Netflix sued over Bandersnatch's similarities to Choose Your Own Adventure

Angelo Anderson
January 11, 2019

It's doubtful that Netflix saw this one coming.

This is not the first time that Chooseco has gone to court over the use of "Choose Your Own Adventure". That basic idea has been translated into other mediums, like 1995's Mr. Payback, which let audiences vote on the outcome of the short film, and most recently with Bandersnatch, a film set in the Black Mirror universe and released by Netflix.

Netflix's hit thriller Black Mirror: Bandersnatch now has another twist: a lawsuit.

Bandersnatch, a standalone movie based in the Black Mirror series universe, is structured like a video game, where you, as the viewer, make choices for the characters onscreen.

Chooseco added that 20th Century Fox now holds an "options contract to develop an interactive series" and that Netflix has been actively pursuing the licence since 2016.

"Chooseco and Netflix engaged in extensive negotiations that were ongoing for a number of years, but Netflix did not receive a license", reads the complaint. When Dad asserts that the book must not be very good, as Stefan is always "flicking backwards and forwards" through it, Stefan explains, "No, it's a choose your own adventure book".
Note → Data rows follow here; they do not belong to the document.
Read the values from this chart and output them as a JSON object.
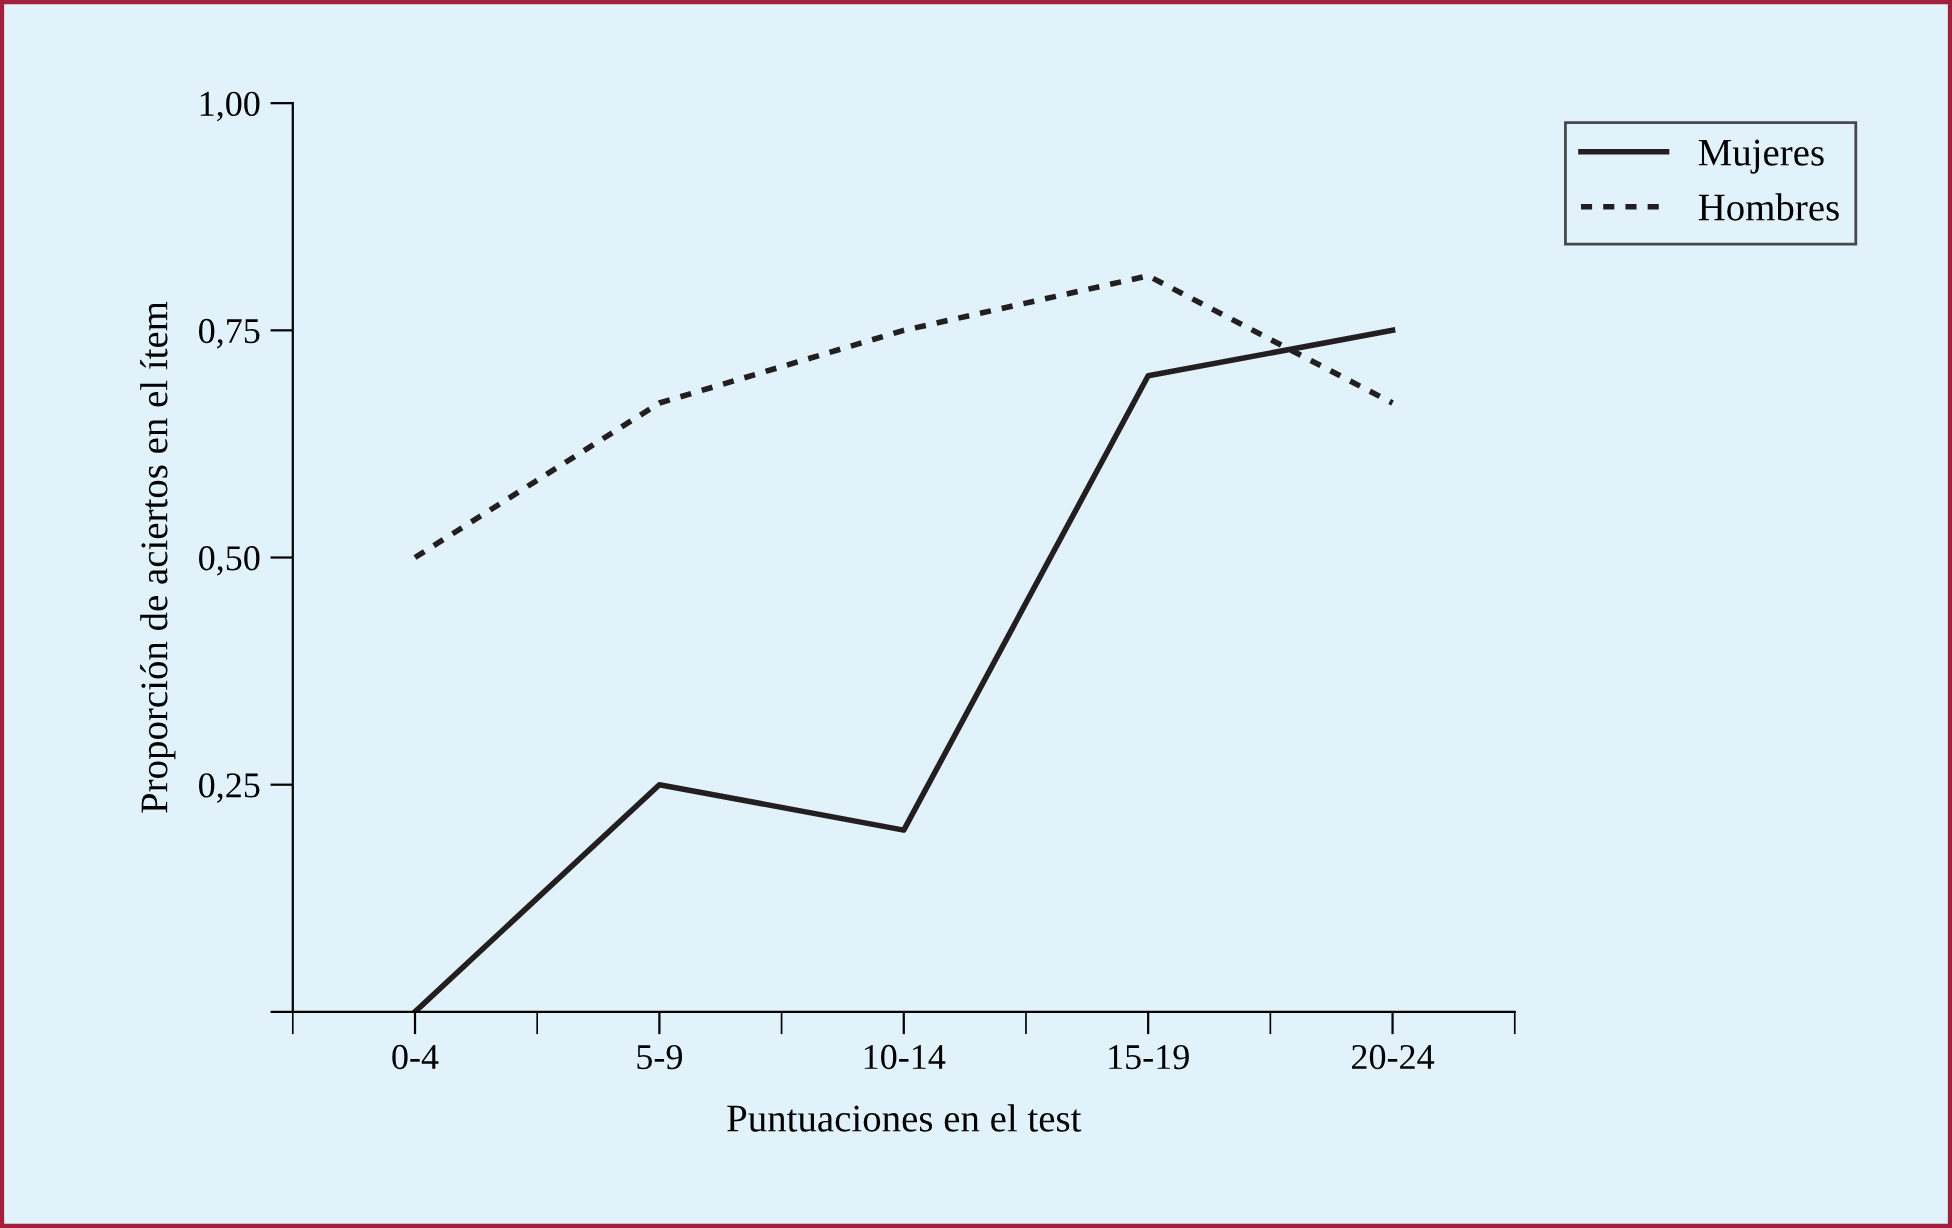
{
  "chart_data": {
    "type": "line",
    "xlabel": "Puntuaciones en el test",
    "ylabel": "Proporción de aciertos en el ítem",
    "categories": [
      "0-4",
      "5-9",
      "10-14",
      "15-19",
      "20-24"
    ],
    "series": [
      {
        "name": "Mujeres",
        "color": "#231f20",
        "line_style": "solid",
        "values": [
          0.0,
          0.25,
          0.2,
          0.7,
          0.75
        ]
      },
      {
        "name": "Hombres",
        "color": "#231f20",
        "line_style": "dotted",
        "values": [
          0.5,
          0.67,
          0.75,
          0.81,
          0.67
        ]
      }
    ],
    "ylim": [
      0,
      1
    ],
    "yticks": [
      {
        "value": 0,
        "label": null
      },
      {
        "value": 0.25,
        "label": "0,25"
      },
      {
        "value": 0.5,
        "label": "0,50"
      },
      {
        "value": 0.75,
        "label": "0,75"
      },
      {
        "value": 1,
        "label": "1,00"
      }
    ],
    "grid": false,
    "legend": "top right",
    "marker": "none"
  }
}
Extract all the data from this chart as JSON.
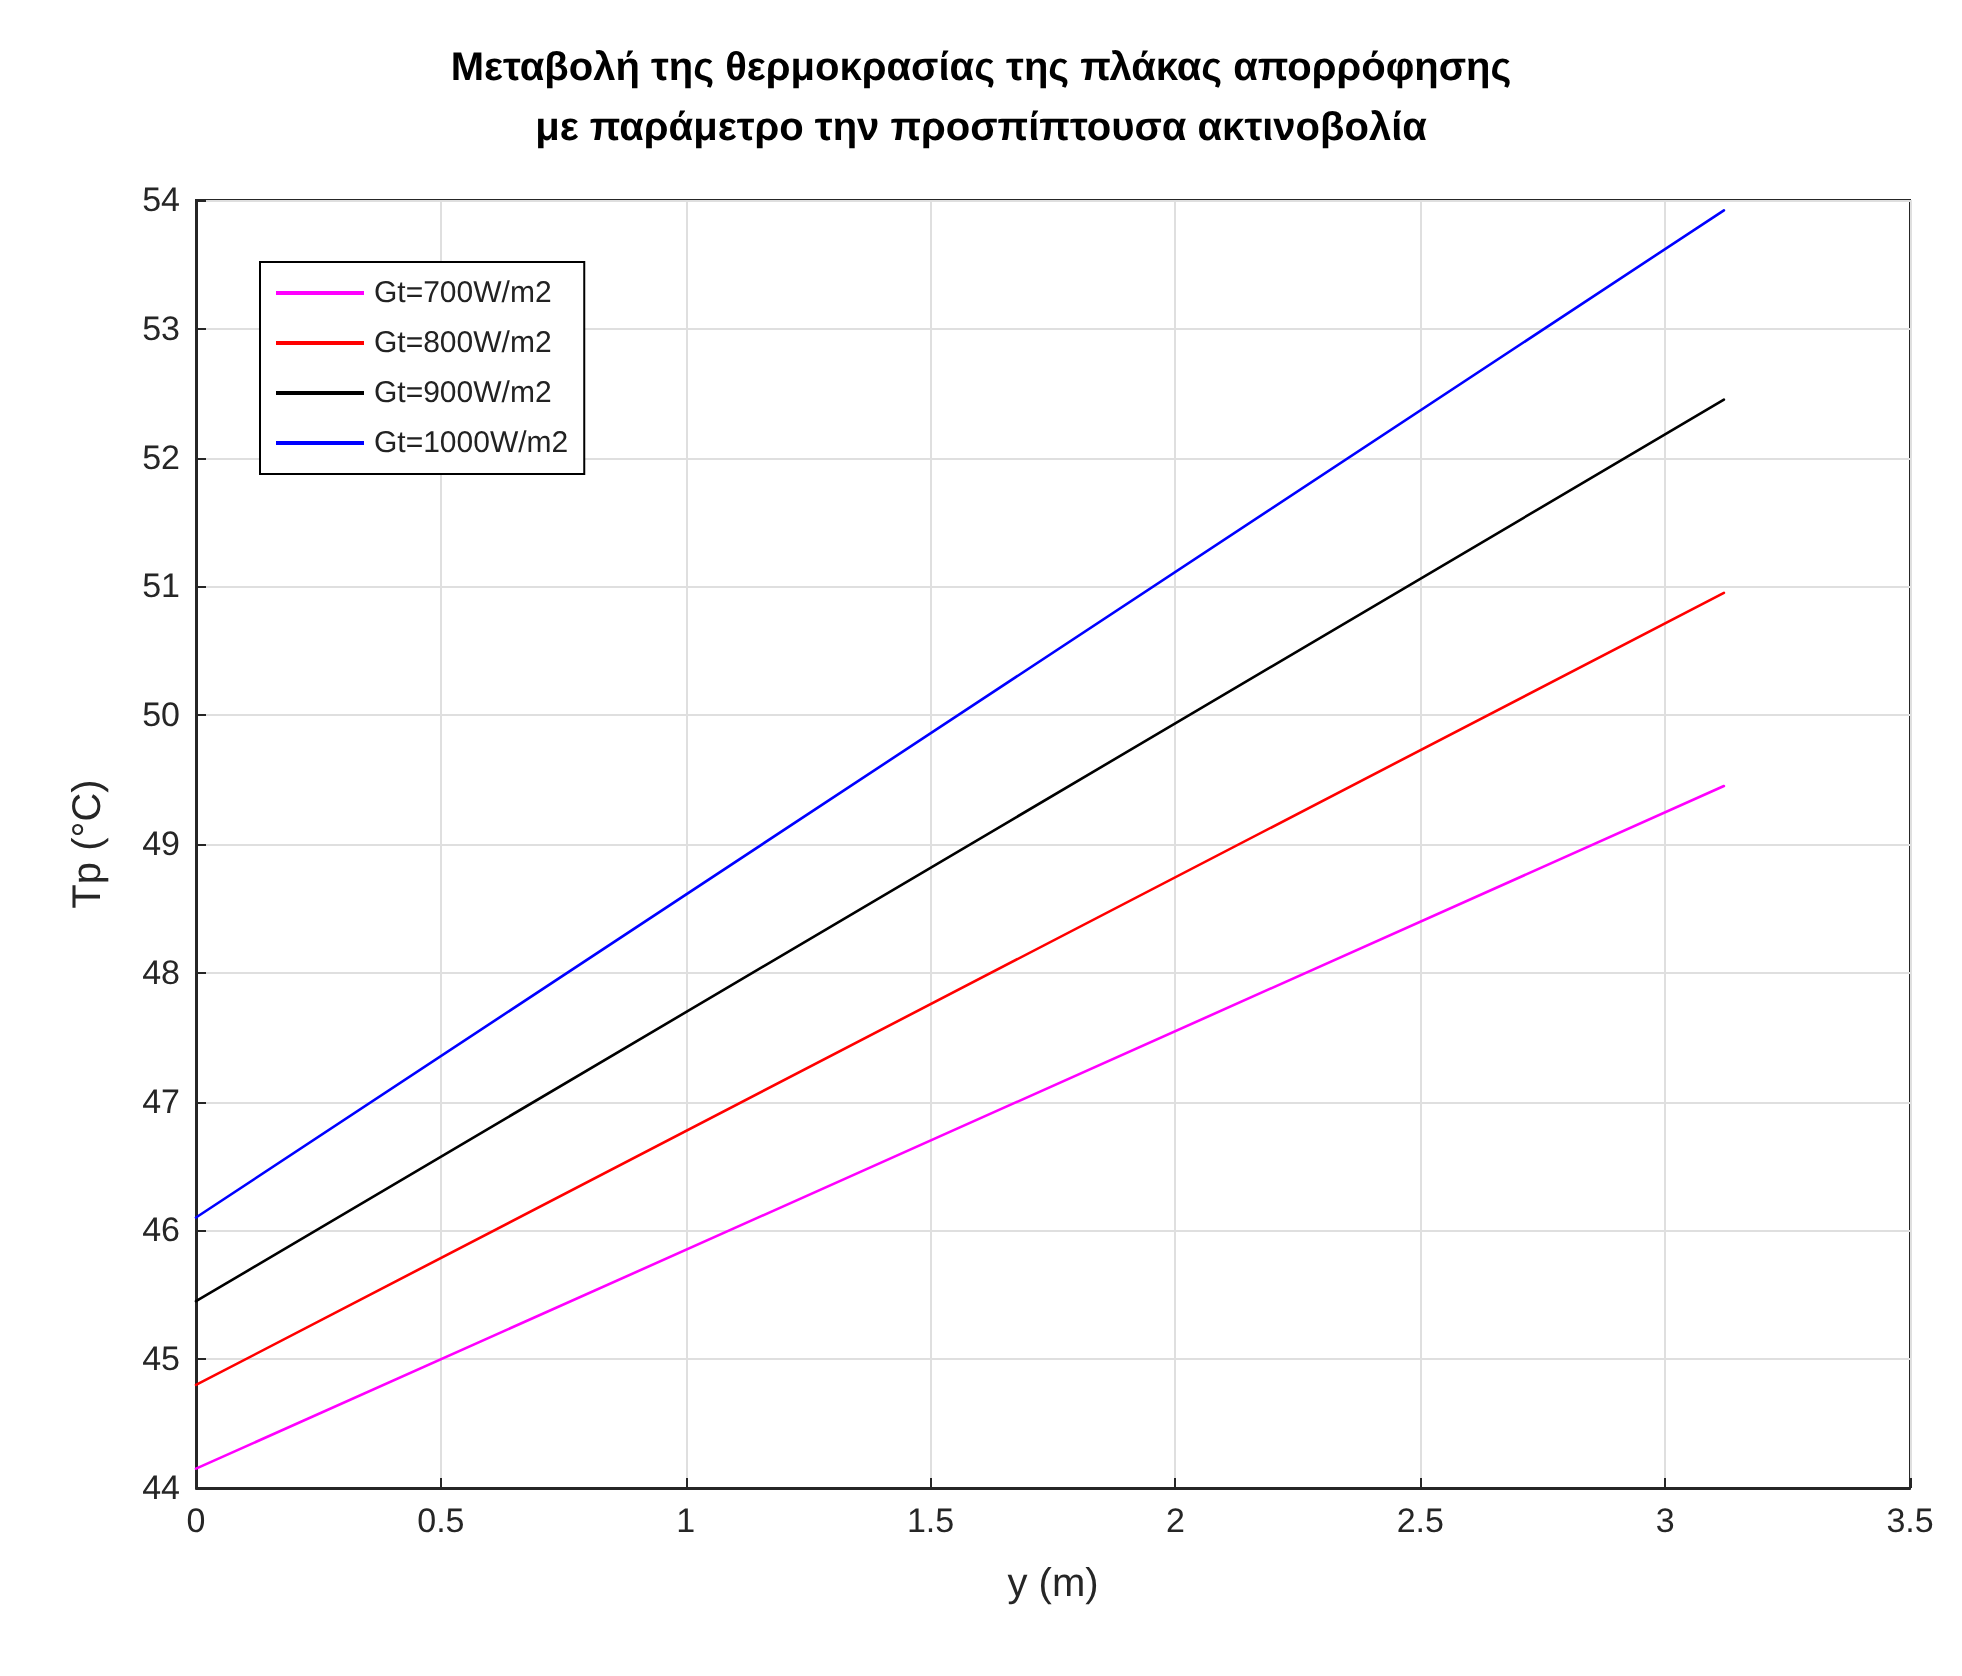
{
  "chart_data": {
    "type": "line",
    "title": "Μεταβολή της θερμοκρασίας της πλάκας απορρόφησης\nμε παράμετρο την προσπίπτουσα ακτινοβολία",
    "xlabel": "y (m)",
    "ylabel": "Tp (°C)",
    "x": [
      0,
      3.12
    ],
    "series": [
      {
        "name": "Gt=700W/m2",
        "color": "#ff00ff",
        "values": [
          44.15,
          49.45
        ]
      },
      {
        "name": "Gt=800W/m2",
        "color": "#ff0000",
        "values": [
          44.8,
          50.95
        ]
      },
      {
        "name": "Gt=900W/m2",
        "color": "#000000",
        "values": [
          45.45,
          52.45
        ]
      },
      {
        "name": "Gt=1000W/m2",
        "color": "#0000ff",
        "values": [
          46.1,
          53.92
        ]
      }
    ],
    "xlim": [
      0,
      3.5
    ],
    "xticks": [
      0,
      0.5,
      1,
      1.5,
      2,
      2.5,
      3,
      3.5
    ],
    "ylim": [
      44,
      54
    ],
    "yticks": [
      44,
      45,
      46,
      47,
      48,
      49,
      50,
      51,
      52,
      53,
      54
    ],
    "grid": true,
    "legend": "top left",
    "marker": "none",
    "line_style": "solid"
  }
}
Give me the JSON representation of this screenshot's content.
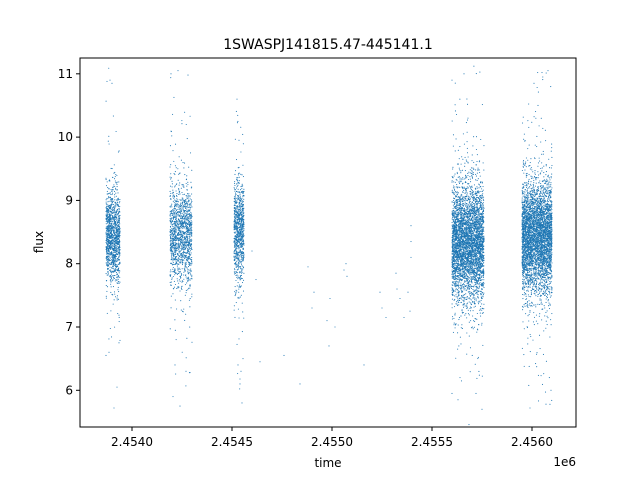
{
  "chart_data": {
    "type": "scatter",
    "title": "1SWASPJ141815.47-445141.1",
    "xlabel": "time",
    "ylabel": "flux",
    "x_offset_label": "1e6",
    "xlim": [
      2453740,
      2456220
    ],
    "ylim": [
      5.42,
      11.25
    ],
    "x_ticks": [
      2454000,
      2454500,
      2455000,
      2455500,
      2456000
    ],
    "x_tick_labels": [
      "2.4540",
      "2.4545",
      "2.4550",
      "2.4555",
      "2.4560"
    ],
    "y_ticks": [
      6,
      7,
      8,
      9,
      10,
      11
    ],
    "y_tick_labels": [
      "6",
      "7",
      "8",
      "9",
      "10",
      "11"
    ],
    "grid": false,
    "marker_color": "#1f77b4",
    "series": [
      {
        "clusters": [
          {
            "x_start": 2453870,
            "x_end": 2453940,
            "y_center": 8.45,
            "y_spread": 0.35,
            "n": 1300
          },
          {
            "x_start": 2454190,
            "x_end": 2454300,
            "y_center": 8.45,
            "y_spread": 0.4,
            "n": 1400
          },
          {
            "x_start": 2454510,
            "x_end": 2454560,
            "y_center": 8.5,
            "y_spread": 0.4,
            "n": 900
          },
          {
            "x_start": 2455600,
            "x_end": 2455760,
            "y_center": 8.35,
            "y_spread": 0.45,
            "n": 4200
          },
          {
            "x_start": 2455950,
            "x_end": 2456100,
            "y_center": 8.4,
            "y_spread": 0.45,
            "n": 4200
          }
        ],
        "points": [
          [
            2453870,
            6.55
          ],
          [
            2453875,
            10.88
          ],
          [
            2453900,
            10.85
          ],
          [
            2453910,
            5.72
          ],
          [
            2453925,
            6.05
          ],
          [
            2453885,
            6.6
          ],
          [
            2453935,
            6.75
          ],
          [
            2453890,
            10.9
          ],
          [
            2454195,
            11.0
          ],
          [
            2454205,
            5.9
          ],
          [
            2454240,
            5.75
          ],
          [
            2454280,
            10.98
          ],
          [
            2454290,
            6.28
          ],
          [
            2454215,
            6.4
          ],
          [
            2454270,
            6.3
          ],
          [
            2454230,
            11.05
          ],
          [
            2454525,
            10.6
          ],
          [
            2454540,
            6.1
          ],
          [
            2454550,
            5.8
          ],
          [
            2454535,
            9.95
          ],
          [
            2454530,
            6.4
          ],
          [
            2454555,
            6.5
          ],
          [
            2454545,
            6.3
          ],
          [
            2454600,
            8.2
          ],
          [
            2454620,
            7.75
          ],
          [
            2454640,
            6.45
          ],
          [
            2454760,
            6.55
          ],
          [
            2454840,
            6.1
          ],
          [
            2454880,
            7.95
          ],
          [
            2454900,
            7.3
          ],
          [
            2454910,
            7.55
          ],
          [
            2454975,
            7.1
          ],
          [
            2454985,
            6.7
          ],
          [
            2454990,
            7.45
          ],
          [
            2455015,
            7.0
          ],
          [
            2455060,
            7.9
          ],
          [
            2455070,
            8.0
          ],
          [
            2455075,
            7.8
          ],
          [
            2455160,
            6.4
          ],
          [
            2455240,
            7.55
          ],
          [
            2455250,
            7.3
          ],
          [
            2455270,
            7.15
          ],
          [
            2455320,
            7.85
          ],
          [
            2455325,
            7.6
          ],
          [
            2455340,
            7.45
          ],
          [
            2455360,
            7.15
          ],
          [
            2455380,
            7.55
          ],
          [
            2455390,
            7.25
          ],
          [
            2455395,
            8.35
          ],
          [
            2455395,
            8.1
          ],
          [
            2455395,
            8.6
          ],
          [
            2455600,
            5.95
          ],
          [
            2455630,
            5.85
          ],
          [
            2455660,
            11.0
          ],
          [
            2455680,
            10.3
          ],
          [
            2455720,
            5.95
          ],
          [
            2455750,
            5.7
          ],
          [
            2455600,
            10.9
          ],
          [
            2455640,
            6.2
          ],
          [
            2455990,
            5.72
          ],
          [
            2456010,
            10.85
          ],
          [
            2456050,
            11.02
          ],
          [
            2456080,
            11.05
          ],
          [
            2456070,
            5.78
          ],
          [
            2456030,
            10.5
          ],
          [
            2456095,
            6.0
          ]
        ]
      }
    ]
  }
}
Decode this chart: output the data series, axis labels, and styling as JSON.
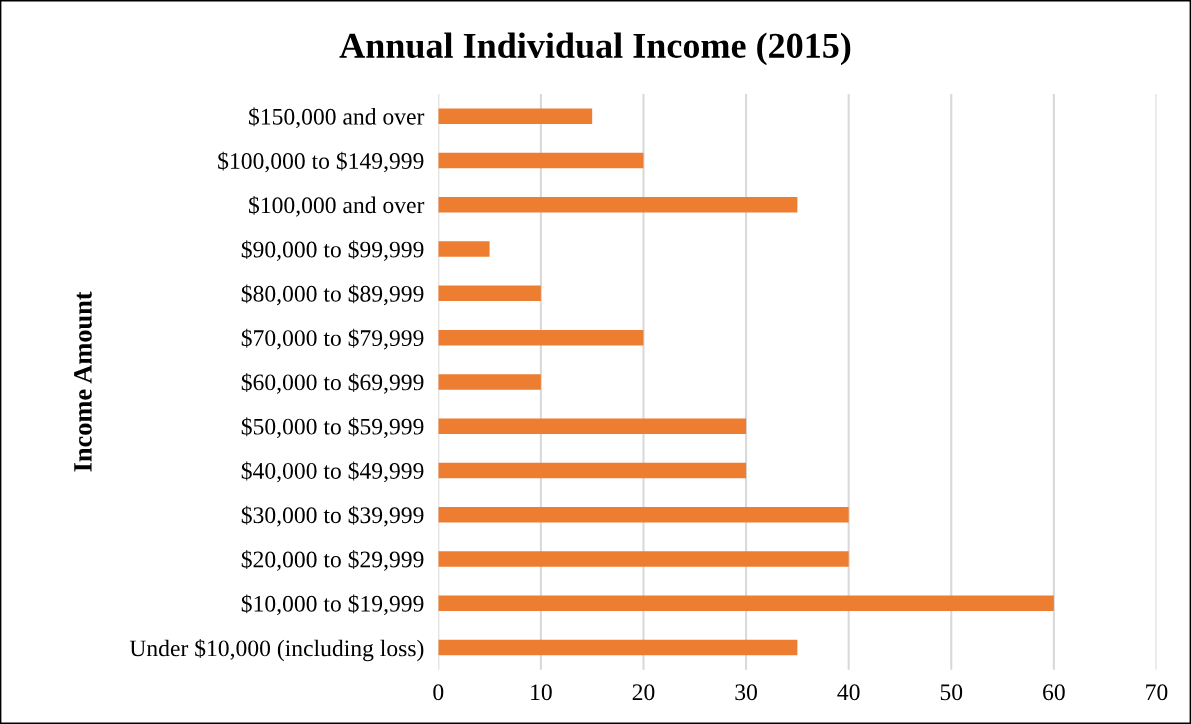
{
  "chart_data": {
    "type": "bar",
    "orientation": "horizontal",
    "title": "Annual Individual Income (2015)",
    "ylabel": "Income Amount",
    "categories": [
      "$150,000 and over",
      "$100,000 to $149,999",
      "$100,000 and over",
      "$90,000 to $99,999",
      "$80,000 to $89,999",
      "$70,000 to $79,999",
      "$60,000 to $69,999",
      "$50,000 to $59,999",
      "$40,000 to $49,999",
      "$30,000 to $39,999",
      "$20,000 to $29,999",
      "$10,000 to $19,999",
      "Under $10,000 (including loss)"
    ],
    "values": [
      15,
      20,
      35,
      5,
      10,
      20,
      10,
      30,
      30,
      40,
      40,
      60,
      35
    ],
    "color": "#ed7d31",
    "xlim": [
      0,
      70
    ],
    "xticks": [
      0,
      10,
      20,
      30,
      40,
      50,
      60,
      70
    ],
    "grid": "x",
    "legend": false
  }
}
The lawsuit claims that Netflix "deliberately exploited" the brand awareness of the book series in order to launch the show.

"The misappropriation of our mark by Netflix presents an extreme challenge for a small independent publisher like Chooseco", said Shannon Gilligan, widow of Choose Your Own Adventure creator R.A. Montgomery, in a statement. Chooseco's complaint points to this fact as illustrative of its assertion that Bandersnatch has created confusion among viewers as to the extent of the affiliation between the episode and the iconic book series, thereby diluting its brand (which ceased publication in 1998).

Chooseco LLC is asking for at least $25 million in damages or profits (whichever is greater) from Netflix Inc., owing to alleged trademark infringement, false designation of origin, unfair competition, and trademark dilution.

A Netflix spokesperson declined to comment.